Мое сознание — сознание спящего, ощутимое для него как свет, делающий различимой действительность сна, — сократилось до скорлупки ореха; течение охватывало меня; это было странное течение, течение-на-месте, словно здесь были и исток, и устье; течение, увлекавшее меня не вдаль, а вглубь, течение без протяженности. Оно не уносило, а пыталось развоплотить, как будто река эта — подземный Нил, черный ход, обратный поток времени, по которому бог солнца еженощно плывет в барке из стран заката, чтобы утром вновь воссиять на востоке.

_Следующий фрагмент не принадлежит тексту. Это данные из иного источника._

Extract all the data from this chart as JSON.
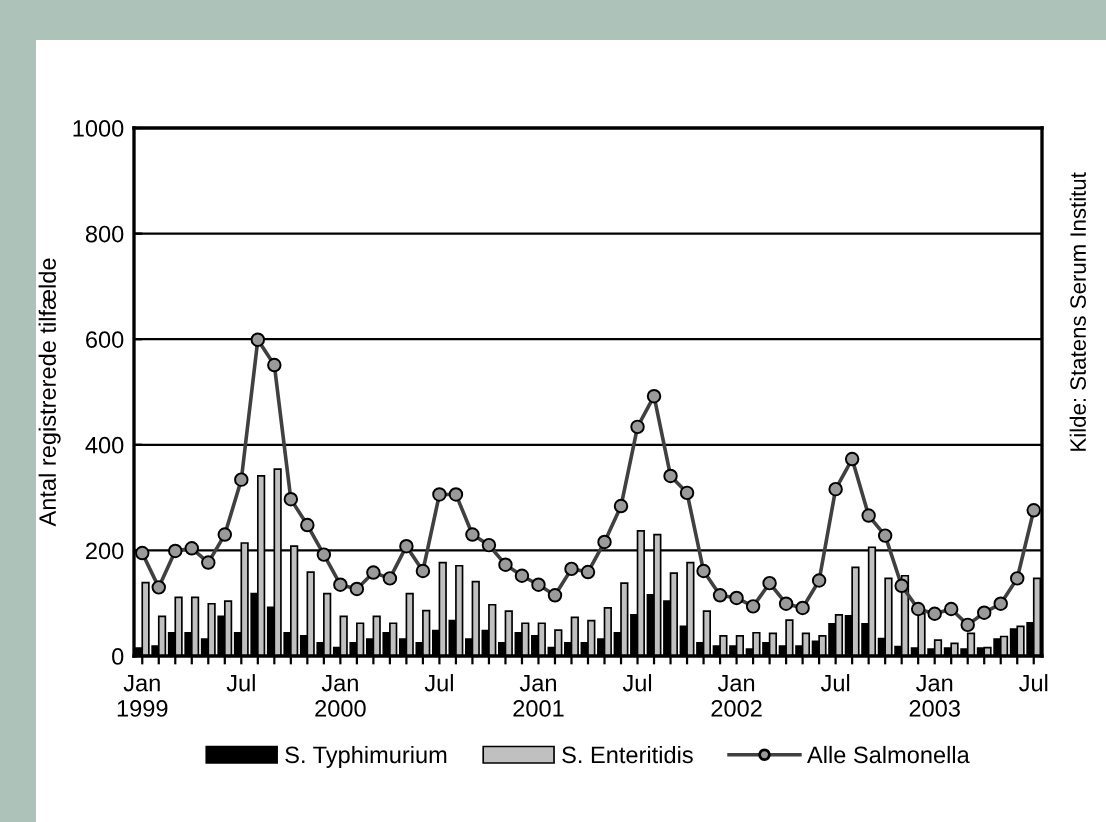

Однако течение не только развоплощало. В нем, как в дожде или ветре, был и намек на чье-то присутствие; было неопределенное и все же ясное ощущение — «там кто-то есть».

Кто-то безмолвно боролся с течением, не хотел ему уступать; совершался чей-то подвиг — давний, позабытый, но все еще продолжающийся. И я понял, что там — люди; те, кто оставил опустевшими комнаты, кому адресовали свой крик умирающие вещи; мост — некая дорога к ним — уже рухнул, но я как бы успел пройти им.